Complexity. Extra space is $\mathcal{O}(1)$. Time is $\mathcal{O}(n^2)$.
b
Hints
- Use Boyer-Moore algorithm as a subroutine.
- What is the input enhancement so that a linear scan, of all possible positions, of first character, is feasible?
- Repeat the input so the check is equivalent to cycling.
Solution
# input: string S
# output: S but with n-1 prefix appended
def appendPrefix(S[0..n-1])
# copy S
X = S
# for each character of n-1 prefix
for i in 0..n-2
# append to the end
X.append( X[i] )
# return appended string
return X
# input: string S[0..n-1] and T[0..n-1]
# output: True if and only if T is a cyclic right shift of S
def BoyerMooreRightCyclicShift(S[0..n-1], T[0..n-1])
# enhance the input by appending n-1 prefix
S = appendPrefix(S)
# right cyclic shift is equivalent to matching T in enhanced input S
return BoyerMoore(S, T)
For enhanced $X$ of given input $S$, Observe $S[i \mod n] = X[i]$. In other words, our condition on the enhanced input is equivalent to the brute-force algorithm. Since we know the brute-force is correct by definition, so is BoyerMooreRightCyclicShift.
Complexity.
- Time. $\Theta(n)$ for appending prefix. $\mathcal{O}(n)$ for Boyer-Moore algorithm (given from the levitin).
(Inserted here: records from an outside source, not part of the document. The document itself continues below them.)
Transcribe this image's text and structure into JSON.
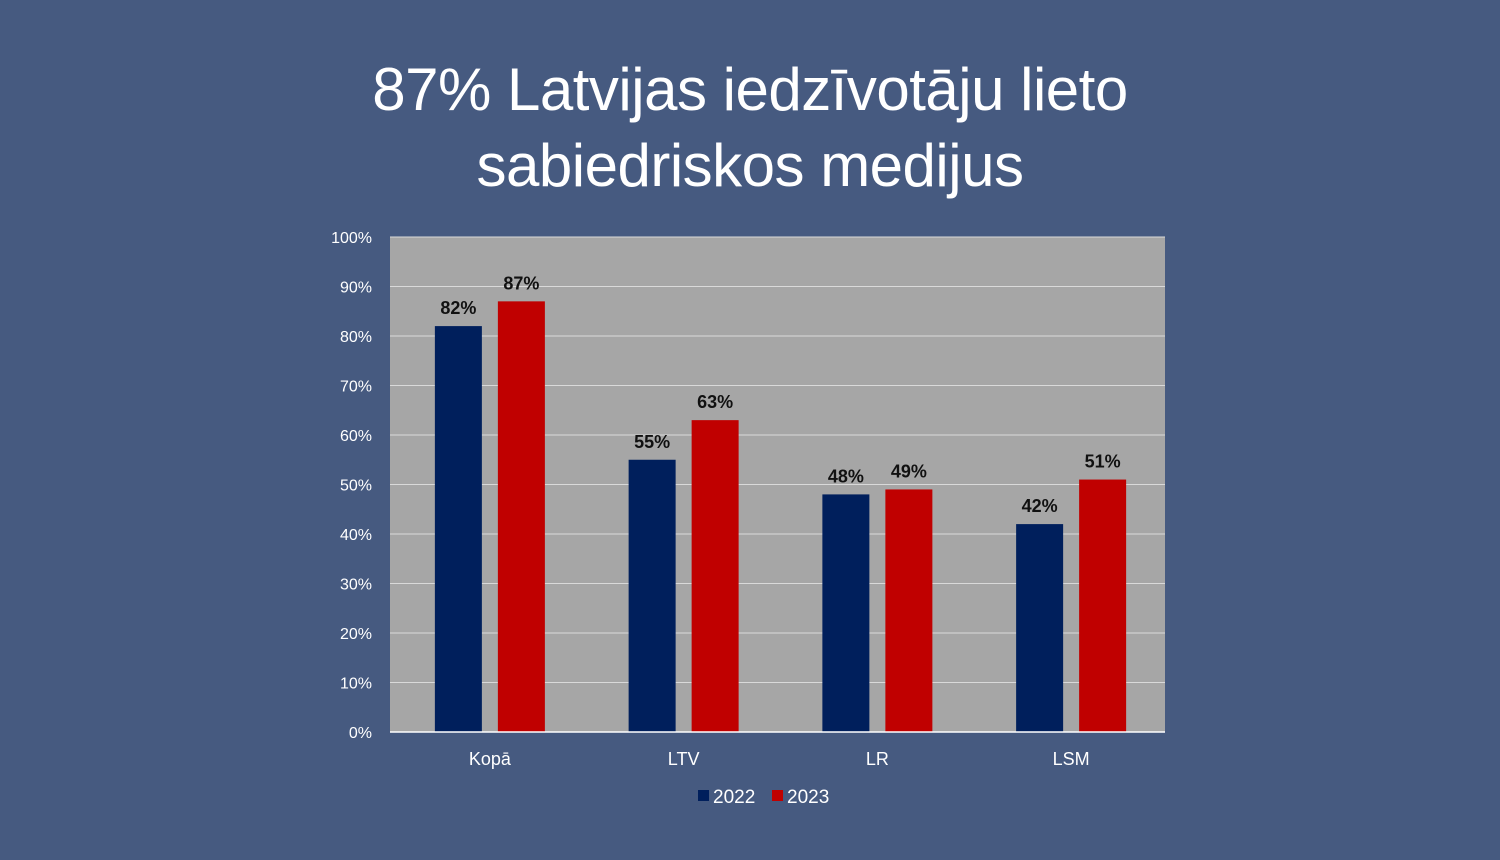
{
  "title_lines": [
    "87% Latvijas iedzīvotāju lieto",
    "sabiedriskos medijus"
  ],
  "chart_data": {
    "type": "bar",
    "title": "87% Latvijas iedzīvotāju lieto sabiedriskos medijus",
    "categories": [
      "Kopā",
      "LTV",
      "LR",
      "LSM"
    ],
    "series": [
      {
        "name": "2022",
        "color": "#001f5c",
        "values": [
          82,
          55,
          48,
          42
        ],
        "labels": [
          "82%",
          "55%",
          "48%",
          "42%"
        ]
      },
      {
        "name": "2023",
        "color": "#c00000",
        "values": [
          87,
          63,
          49,
          51
        ],
        "labels": [
          "87%",
          "63%",
          "49%",
          "51%"
        ]
      }
    ],
    "ylim": [
      0,
      100
    ],
    "yticks": [
      0,
      10,
      20,
      30,
      40,
      50,
      60,
      70,
      80,
      90,
      100
    ],
    "ytick_labels": [
      "0%",
      "10%",
      "20%",
      "30%",
      "40%",
      "50%",
      "60%",
      "70%",
      "80%",
      "90%",
      "100%"
    ],
    "xlabel": "",
    "ylabel": "",
    "grid": true,
    "legend": "bottom",
    "plot_background": "#a6a6a6",
    "gridline_color": "#d9d9d9"
  }
}
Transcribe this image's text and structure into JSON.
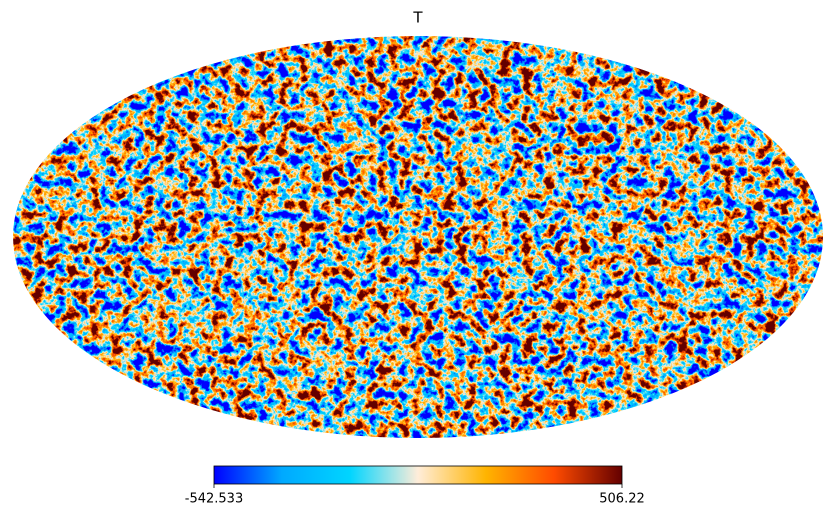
{
  "chart_data": {
    "type": "mollweide",
    "title": "T",
    "clim": [
      -542.533,
      506.22
    ],
    "cticks": [
      -542.533,
      506.22
    ],
    "colormap": [
      "#0000ff",
      "#00a9ff",
      "#00d5ff",
      "#ffedd9",
      "#ffb400",
      "#ff4b00",
      "#640000"
    ]
  }
}
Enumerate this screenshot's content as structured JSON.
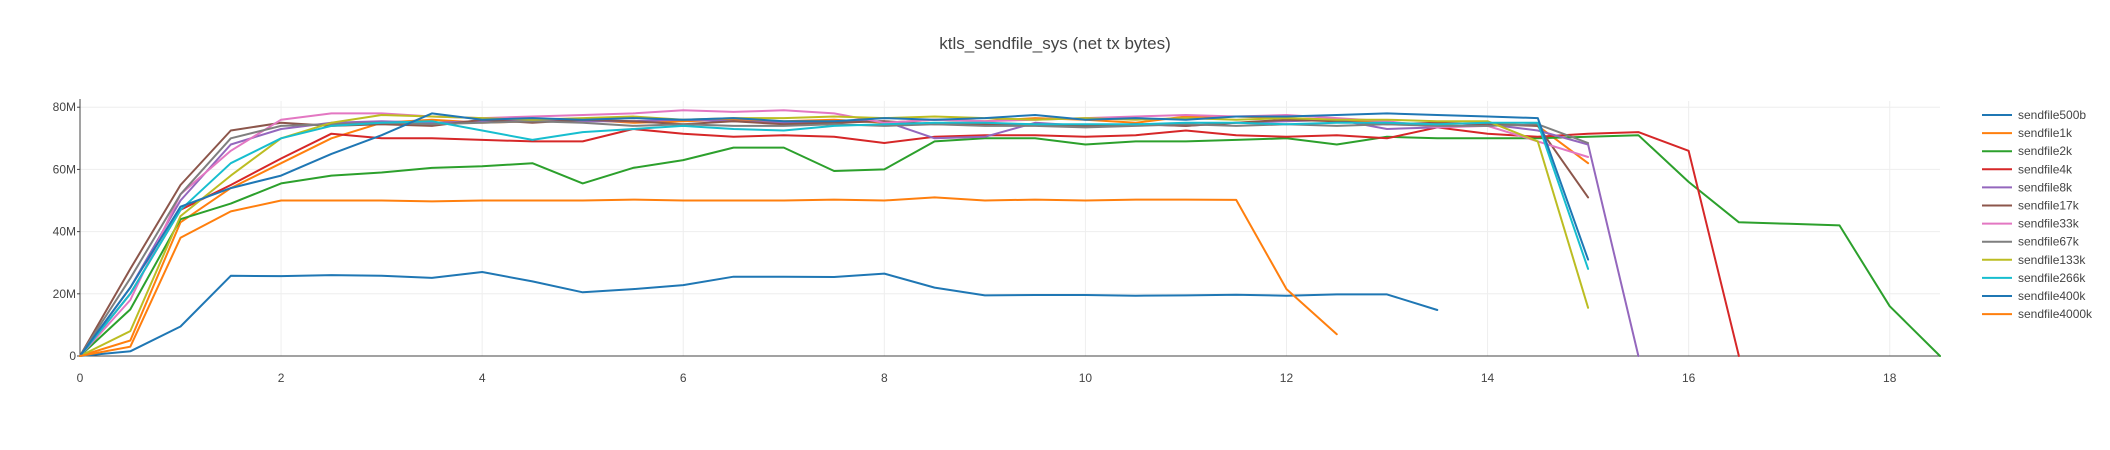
{
  "chart_data": {
    "type": "line",
    "title": "ktls_sendfile_sys (net tx bytes)",
    "xlabel": "",
    "ylabel": "",
    "xlim": [
      0,
      18.5
    ],
    "ylim": [
      0,
      82000000
    ],
    "x_ticks": [
      0,
      2,
      4,
      6,
      8,
      10,
      12,
      14,
      16,
      18
    ],
    "x_tick_labels": [
      "0",
      "2",
      "4",
      "6",
      "8",
      "10",
      "12",
      "14",
      "16",
      "18"
    ],
    "y_ticks": [
      0,
      20000000,
      40000000,
      60000000,
      80000000
    ],
    "y_tick_labels": [
      "0",
      "20M",
      "40M",
      "60M",
      "80M"
    ],
    "grid": true,
    "legend_position": "right",
    "series": [
      {
        "name": "sendfile500b",
        "color": "#1f77b4",
        "x": [
          0,
          0.5,
          1,
          1.5,
          2,
          2.5,
          3,
          3.5,
          4,
          4.5,
          5,
          5.5,
          6,
          6.5,
          7,
          7.5,
          8,
          8.5,
          9,
          9.5,
          10,
          10.5,
          11,
          11.5,
          12,
          12.5,
          13,
          13.5
        ],
        "y": [
          0,
          1500000,
          9500000,
          25800000,
          25700000,
          26000000,
          25800000,
          25100000,
          27000000,
          24000000,
          20500000,
          21500000,
          22800000,
          25500000,
          25500000,
          25400000,
          26500000,
          22000000,
          19500000,
          19600000,
          19600000,
          19400000,
          19500000,
          19700000,
          19400000,
          19800000,
          19800000,
          14800000
        ]
      },
      {
        "name": "sendfile1k",
        "color": "#ff7f0e",
        "x": [
          0,
          0.5,
          1,
          1.5,
          2,
          2.5,
          3,
          3.5,
          4,
          4.5,
          5,
          5.5,
          6,
          6.5,
          7,
          7.5,
          8,
          8.5,
          9,
          9.5,
          10,
          10.5,
          11,
          11.5,
          12,
          12.5,
          13,
          13.5,
          14,
          14.5,
          15
        ],
        "y": [
          0,
          5000000,
          43000000,
          54000000,
          62000000,
          70000000,
          75000000,
          76000000,
          75000000,
          75500000,
          76000000,
          75000000,
          75500000,
          76000000,
          75500000,
          76000000,
          75000000,
          76000000,
          75500000,
          76500000,
          76000000,
          75000000,
          77000000,
          77000000,
          76500000,
          76000000,
          75000000,
          74500000,
          75000000,
          74000000,
          62000000
        ]
      },
      {
        "name": "sendfile2k",
        "color": "#2ca02c",
        "x": [
          0,
          0.5,
          1,
          1.5,
          2,
          2.5,
          3,
          3.5,
          4,
          4.5,
          5,
          5.5,
          6,
          6.5,
          7,
          7.5,
          8,
          8.5,
          9,
          9.5,
          10,
          10.5,
          11,
          11.5,
          12,
          12.5,
          13,
          13.5,
          14,
          14.5,
          15,
          15.5,
          16,
          16.5,
          17,
          17.5,
          18,
          18.5
        ],
        "y": [
          0,
          15000000,
          44000000,
          49000000,
          55500000,
          58000000,
          59000000,
          60500000,
          61000000,
          62000000,
          55500000,
          60500000,
          63000000,
          67000000,
          67000000,
          59500000,
          60000000,
          69000000,
          70000000,
          70000000,
          68000000,
          69000000,
          69000000,
          69500000,
          70000000,
          68000000,
          70500000,
          70000000,
          70000000,
          70000000,
          70500000,
          71000000,
          56000000,
          43000000,
          42500000,
          42000000,
          16000000,
          0
        ]
      },
      {
        "name": "sendfile4k",
        "color": "#d62728",
        "x": [
          0,
          0.5,
          1,
          1.5,
          2,
          2.5,
          3,
          3.5,
          4,
          4.5,
          5,
          5.5,
          6,
          6.5,
          7,
          7.5,
          8,
          8.5,
          9,
          9.5,
          10,
          10.5,
          11,
          11.5,
          12,
          12.5,
          13,
          13.5,
          14,
          14.5,
          15,
          15.5,
          16,
          16.5
        ],
        "y": [
          0,
          20000000,
          47000000,
          55000000,
          63500000,
          71500000,
          70000000,
          70000000,
          69500000,
          69000000,
          69000000,
          73000000,
          71500000,
          70500000,
          71000000,
          70500000,
          68500000,
          70500000,
          71000000,
          71000000,
          70500000,
          71000000,
          72500000,
          71000000,
          70500000,
          71000000,
          70000000,
          73500000,
          71500000,
          70500000,
          71500000,
          72000000,
          66000000,
          0
        ]
      },
      {
        "name": "sendfile8k",
        "color": "#9467bd",
        "x": [
          0,
          0.5,
          1,
          1.5,
          2,
          2.5,
          3,
          3.5,
          4,
          4.5,
          5,
          5.5,
          6,
          6.5,
          7,
          7.5,
          8,
          8.5,
          9,
          9.5,
          10,
          10.5,
          11,
          11.5,
          12,
          12.5,
          13,
          13.5,
          14,
          14.5,
          15,
          15.5
        ],
        "y": [
          0,
          22000000,
          50000000,
          68000000,
          73000000,
          75000000,
          75500000,
          75000000,
          75500000,
          76000000,
          75500000,
          75500000,
          76000000,
          75500000,
          75000000,
          75500000,
          75500000,
          70000000,
          70500000,
          75000000,
          74000000,
          74500000,
          74000000,
          75000000,
          75500000,
          76000000,
          73000000,
          73500000,
          74500000,
          72500000,
          68000000,
          0
        ]
      },
      {
        "name": "sendfile17k",
        "color": "#8c564b",
        "x": [
          0,
          0.5,
          1,
          1.5,
          2,
          2.5,
          3,
          3.5,
          4,
          4.5,
          5,
          5.5,
          6,
          6.5,
          7,
          7.5,
          8,
          8.5,
          9,
          9.5,
          10,
          10.5,
          11,
          11.5,
          12,
          12.5,
          13,
          13.5,
          14,
          14.5,
          15
        ],
        "y": [
          0,
          28000000,
          55000000,
          72500000,
          75000000,
          74000000,
          74500000,
          74000000,
          76000000,
          75000000,
          76000000,
          75500000,
          74500000,
          75500000,
          74500000,
          75000000,
          75500000,
          74500000,
          74500000,
          74500000,
          74000000,
          74500000,
          74000000,
          75000000,
          76000000,
          75500000,
          74500000,
          75000000,
          74500000,
          74000000,
          51000000
        ]
      },
      {
        "name": "sendfile33k",
        "color": "#e377c2",
        "x": [
          0,
          0.5,
          1,
          1.5,
          2,
          2.5,
          3,
          3.5,
          4,
          4.5,
          5,
          5.5,
          6,
          6.5,
          7,
          7.5,
          8,
          8.5,
          9,
          9.5,
          10,
          10.5,
          11,
          11.5,
          12,
          12.5,
          13,
          13.5,
          14,
          14.5,
          15
        ],
        "y": [
          0,
          18000000,
          52000000,
          66000000,
          76000000,
          78000000,
          78000000,
          77000000,
          76500000,
          77000000,
          77500000,
          78000000,
          79000000,
          78500000,
          79000000,
          78000000,
          75000000,
          76000000,
          75500000,
          76000000,
          76500000,
          77000000,
          77500000,
          77000000,
          77500000,
          76500000,
          75500000,
          73500000,
          74000000,
          69000000,
          64000000
        ]
      },
      {
        "name": "sendfile67k",
        "color": "#7f7f7f",
        "x": [
          0,
          0.5,
          1,
          1.5,
          2,
          2.5,
          3,
          3.5,
          4,
          4.5,
          5,
          5.5,
          6,
          6.5,
          7,
          7.5,
          8,
          8.5,
          9,
          9.5,
          10,
          10.5,
          11,
          11.5,
          12,
          12.5,
          13,
          13.5,
          14,
          14.5,
          15
        ],
        "y": [
          0,
          25000000,
          52000000,
          70000000,
          74000000,
          74500000,
          75000000,
          74500000,
          75000000,
          75500000,
          75000000,
          74000000,
          74500000,
          74000000,
          74000000,
          74500000,
          74000000,
          74500000,
          74000000,
          74000000,
          73500000,
          74000000,
          74500000,
          74000000,
          74500000,
          74000000,
          74500000,
          74000000,
          74000000,
          74500000,
          68500000
        ]
      },
      {
        "name": "sendfile133k",
        "color": "#bcbd22",
        "x": [
          0,
          0.5,
          1,
          1.5,
          2,
          2.5,
          3,
          3.5,
          4,
          4.5,
          5,
          5.5,
          6,
          6.5,
          7,
          7.5,
          8,
          8.5,
          9,
          9.5,
          10,
          10.5,
          11,
          11.5,
          12,
          12.5,
          13,
          13.5,
          14,
          14.5,
          15
        ],
        "y": [
          0,
          8000000,
          45000000,
          58000000,
          70000000,
          75000000,
          77500000,
          77000000,
          76500000,
          76000000,
          76500000,
          77000000,
          76000000,
          76500000,
          76500000,
          77000000,
          76500000,
          77000000,
          76500000,
          76000000,
          76500000,
          76000000,
          76500000,
          76000000,
          76500000,
          76000000,
          76000000,
          75500000,
          75500000,
          69000000,
          15500000
        ]
      },
      {
        "name": "sendfile266k",
        "color": "#17becf",
        "x": [
          0,
          0.5,
          1,
          1.5,
          2,
          2.5,
          3,
          3.5,
          4,
          4.5,
          5,
          5.5,
          6,
          6.5,
          7,
          7.5,
          8,
          8.5,
          9,
          9.5,
          10,
          10.5,
          11,
          11.5,
          12,
          12.5,
          13,
          13.5,
          14,
          14.5,
          15
        ],
        "y": [
          0,
          20000000,
          47000000,
          62000000,
          70000000,
          74000000,
          75000000,
          75500000,
          72500000,
          69500000,
          72000000,
          73000000,
          74000000,
          73000000,
          72500000,
          74000000,
          74500000,
          75000000,
          75000000,
          74500000,
          74500000,
          74500000,
          75000000,
          75000000,
          74500000,
          75000000,
          75000000,
          74500000,
          75000000,
          75000000,
          28000000
        ]
      },
      {
        "name": "sendfile400k",
        "color": "#1f77b4",
        "x": [
          0,
          0.5,
          1,
          1.5,
          2,
          2.5,
          3,
          3.5,
          4,
          4.5,
          5,
          5.5,
          6,
          6.5,
          7,
          7.5,
          8,
          8.5,
          9,
          9.5,
          10,
          10.5,
          11,
          11.5,
          12,
          12.5,
          13,
          13.5,
          14,
          14.5,
          15
        ],
        "y": [
          0,
          22000000,
          48000000,
          54000000,
          58000000,
          65000000,
          71000000,
          78000000,
          76000000,
          76500000,
          76000000,
          76500000,
          76000000,
          76500000,
          75500000,
          75500000,
          76500000,
          76000000,
          76500000,
          77500000,
          76000000,
          76500000,
          76000000,
          77000000,
          77000000,
          77500000,
          78000000,
          77500000,
          77000000,
          76500000,
          31000000
        ]
      },
      {
        "name": "sendfile4000k",
        "color": "#ff7f0e",
        "x": [
          0,
          0.5,
          1,
          1.5,
          2,
          2.5,
          3,
          3.5,
          4,
          4.5,
          5,
          5.5,
          6,
          6.5,
          7,
          7.5,
          8,
          8.5,
          9,
          9.5,
          10,
          10.5,
          11,
          11.5,
          12,
          12.5
        ],
        "y": [
          0,
          3000000,
          38000000,
          46500000,
          50000000,
          50000000,
          50000000,
          49700000,
          50000000,
          50000000,
          50000000,
          50300000,
          50000000,
          50000000,
          50000000,
          50300000,
          50000000,
          51000000,
          50000000,
          50300000,
          50000000,
          50300000,
          50300000,
          50200000,
          21500000,
          7000000
        ]
      }
    ]
  }
}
- Space. Extra space is $\Theta(n)$ for appended prefix. $\Theta(|\sum|)$ for the good-suffix table. $\Theta(n)$ for the bad-symbol table.
7.3.1
Homework.
7.3.2
Homework.
7.3.4
Given the even distribution of hash function, We have a uniform distribution. Fixing cell $c_j$ the probability of hashing to it is $Pr[R_i = c_j] = \nfrac{1}{m}$ for the ith element out of the $n$ elements. Since the hash events are pairwise independent, $Pr[C = c_j] = Pr[R_1 = c_j \wedge \dots \wedge R_n = c_j] = Pr[R_1 = c_j] \cdot .. \cdot Pr[R_n = c_j] = \left (\nfrac{1}{m} \right )^n$. Since the events of hashing all elements to a particular cell are disjoint, $Pr[C = c_0 \vee \dots \vee C_{m-1}] = Pr[C = c_0] + \dots + Pr[C = c_{m-1}] = m \left (\nfrac{1}{m} \right )^n = \nfrac{1}{m^{n-1}}$.